Back to the ‘what catches your eye?’ walk: walking slowly and observing. I don’t think about photography. I think about what is interesting or special about the place. I walk with curiosity. Then, the moment something catches my eye - wow, the wave peaks are catching the morning light as gulls swoop to and fro! - I stop. The rule I’ve made for myself with this mantra is, when something catches my eye, no matter how seemingly simple, I try to photograph it. If it is a static situation - a pattern in the sand, driftwood, etc. - I set my camera bag down and walk around the subject. I look for the interplay of light and form. How does the light complement the form? When I feel like I have a general idea of what angle to photograph from, I pull out my camera and then - finally! - begin the process of composing the image. If it is a dynamic situation - fleeting light, waves, etc. - I skip the subject walk-around and jump straight to composing through the viewfinder. Guided by the subject and the subconscious application of composition techniques I arrange the elements of the image in a way that feels right. I try not to overthink the composition. I go with my gut. Undoubtedly, the broad rules of composition slip in - rule of thirds, balance, simplify, etc. - but ultimately they play a supporting role to the natural composition that the subject suggests. More on this in a future post.

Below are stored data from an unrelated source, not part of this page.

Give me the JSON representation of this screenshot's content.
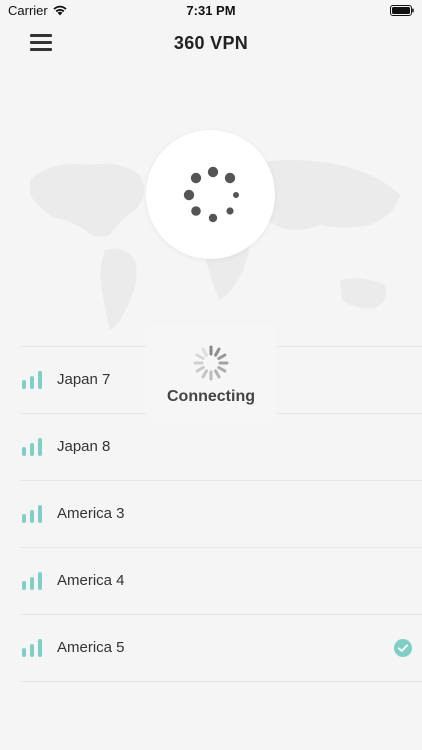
{
  "status_bar": {
    "carrier": "Carrier",
    "time": "7:31 PM"
  },
  "nav": {
    "title": "360 VPN",
    "menu_icon": "hamburger-menu-icon"
  },
  "connect_button": {
    "icon": "loading-dots-icon"
  },
  "servers": [
    {
      "name": "Japan 7",
      "selected": false
    },
    {
      "name": "Japan 8",
      "selected": false
    },
    {
      "name": "America 3",
      "selected": false
    },
    {
      "name": "America 4",
      "selected": false
    },
    {
      "name": "America 5",
      "selected": true
    }
  ],
  "hud": {
    "text": "Connecting"
  },
  "colors": {
    "accent": "#7fcfc6",
    "background": "#f5f5f5",
    "text": "#333333"
  }
}
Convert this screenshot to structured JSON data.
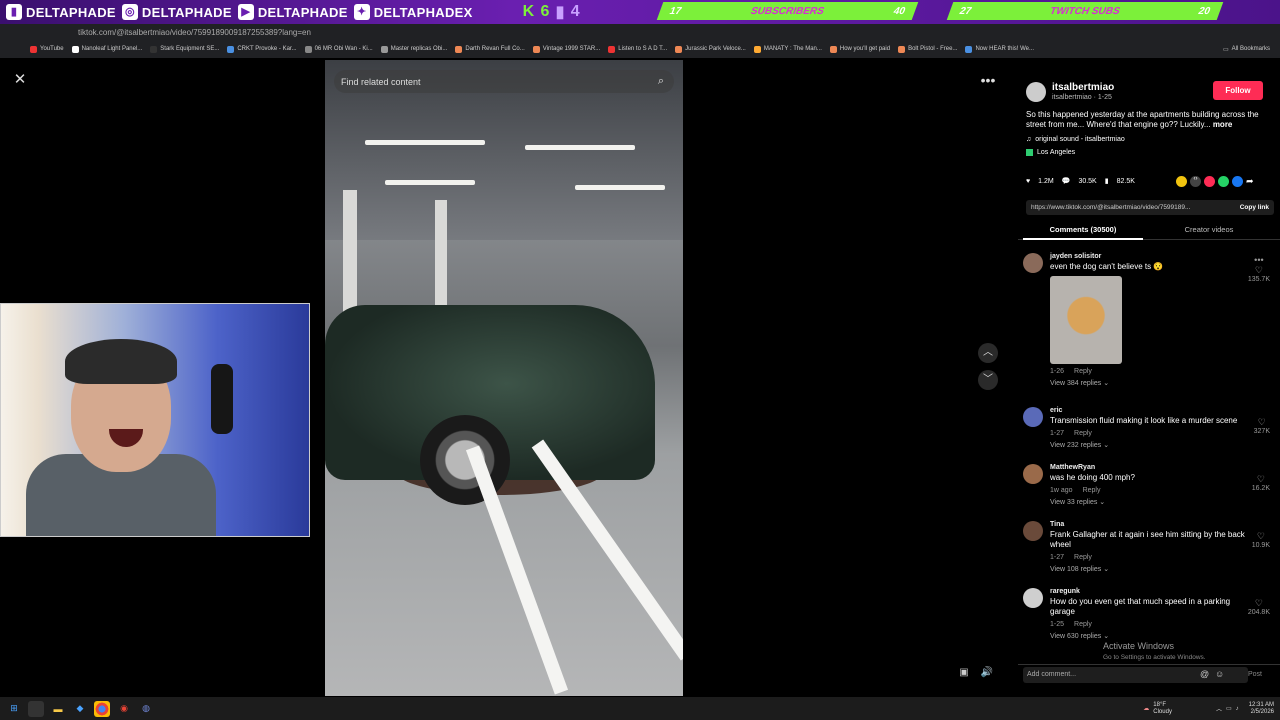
{
  "banner": {
    "handles": [
      "DELTAPHADE",
      "DELTAPHADE",
      "DELTAPHADE",
      "DELTAPHADEX"
    ],
    "kick_k": "K",
    "kick_count": "6",
    "twitch_count": "4",
    "subs_current": "17",
    "subs_label": "SUBSCRIBERS",
    "subs_goal": "40",
    "twitch_current": "27",
    "twitch_label": "TWITCH SUBS",
    "twitch_goal": "20"
  },
  "browser": {
    "url": "tiktok.com/@itsalbertmiao/video/7599189009187255389?lang=en",
    "bookmarks": [
      "YouTube",
      "Nanoleaf Light Panel...",
      "Stark Equipment SE...",
      "CRKT Provoke - Kar...",
      "06 MR Obi Wan - Ki...",
      "Master replicas Obi...",
      "Darth Revan Full Co...",
      "Vintage 1999 STAR...",
      "Listen to S A D T...",
      "Jurassic Park Veloce...",
      "MANATY : The Man...",
      "How you'll get paid",
      "Bolt Pistol - Free...",
      "Now HEAR this! We..."
    ],
    "all_bookmarks": "All Bookmarks"
  },
  "video": {
    "search_placeholder": "Find related content"
  },
  "post": {
    "author": "itsalbertmiao",
    "author_sub": "itsalbertmiao · 1-25",
    "follow_label": "Follow",
    "caption": "So this happened yesterday at the apartments building across the street from me... Where'd that engine go?? Luckily...",
    "more_label": "more",
    "sound": "original sound - itsalbertmiao",
    "location": "Los Angeles",
    "likes": "1.2M",
    "comments": "30.5K",
    "saves": "82.5K",
    "link": "https://www.tiktok.com/@itsalbertmiao/video/7599189...",
    "copy_link": "Copy link",
    "tab_comments": "Comments (30500)",
    "tab_creator": "Creator videos",
    "add_comment_placeholder": "Add comment...",
    "post_label": "Post"
  },
  "comments": [
    {
      "name": "jayden solisitor",
      "text": "even the dog can't believe ts 😯",
      "date": "1-26",
      "reply": "Reply",
      "replies": "View 384 replies",
      "likes": "135.7K",
      "avatar_color": "#8a6a5a"
    },
    {
      "name": "eric",
      "text": "Transmission fluid making it look like a murder scene",
      "date": "1-27",
      "reply": "Reply",
      "replies": "View 232 replies",
      "likes": "327K",
      "avatar_color": "#5a6ab8"
    },
    {
      "name": "MatthewRyan",
      "text": "was he doing 400 mph?",
      "date": "1w ago",
      "reply": "Reply",
      "replies": "View 33 replies",
      "likes": "16.2K",
      "avatar_color": "#9a6a4a"
    },
    {
      "name": "Tina",
      "text": "Frank Gallagher at it again i see him sitting by the back wheel",
      "date": "1-27",
      "reply": "Reply",
      "replies": "View 108 replies",
      "likes": "10.9K",
      "avatar_color": "#6a4a3a"
    },
    {
      "name": "raregunk",
      "text": "How do you even get that much speed in a parking garage",
      "date": "1-25",
      "reply": "Reply",
      "replies": "View 630 replies",
      "likes": "204.8K",
      "avatar_color": "#cfcfcf"
    }
  ],
  "windows": {
    "activate_title": "Activate Windows",
    "activate_sub": "Go to Settings to activate Windows.",
    "weather_temp": "18°F",
    "weather_desc": "Cloudy",
    "time": "12:31 AM",
    "date": "2/5/2026"
  }
}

This approach of ‘what catches your eye?’, while not only being a lot of fun, has been hugely rewarding photographically. I find myself enriched by the exercise of tuning into the beautiful minutiae of the landscape. For the first time in years, I am excited about a collection of images. My growing Oregon Coast catalog is filled with miniature landscapes, wildlife, dynamic light, abstracts, and, of course, classic wide-angle images. The catalog is filled with visual representations of my experience in those special places. The images represent what I saw and how I felt in the seeing. This paradigm has turned my previous methodology on its head. Instead of entering the landscape with compositions in mind, I enter with wide-eyed curiosity. I don’t care if the images are epic wide-angle shots. My concern lies in having been tuned into the unique beauty of a place. It is more important to me that the images are reflections of my experience than it is that they are any good. If they are good also, well, that’s a bonus. 

So, it all comes down to this: what catches YOUR eye? Well, this sentence, at the moment. Get out there! Look! See! Write! Photograph! Paint! Connect with the Earth!

Onwards and upwards,

Brian

 

P.S. The 'Oregon Coast' gallery will be up sometime in February. Stay tuned!


Comments

Patrick Shepherd(non-registered)
Very insightful post. I also find my self looking at professional photographer’s posted photos and too often thinking, ‘Why do I even bother?” I have found that I have been that way with all of my endeavors over the years. It has recently turned into a struggle between getting better by comparing myself to “better” photographers, and getting depressed because I think my photos are not worthy. I am beginning to realize that I don’t have to be the best, whatever that is, and just enjoy what I am doing and please myself. I think my ratio of improvement to depression is getting better, but it is an ongoing battle.
Thanks for your blog posts because it is nice to know that your joys and struggles are similar to my own joys and struggles. Each one of us is unique, but we are not alone, as trite as that sounds.
Brian, despite you being influenced by a certain types of photos, your have developed your own style. You combine excellent technical skills with a very creative eye. I can see the joy in your work.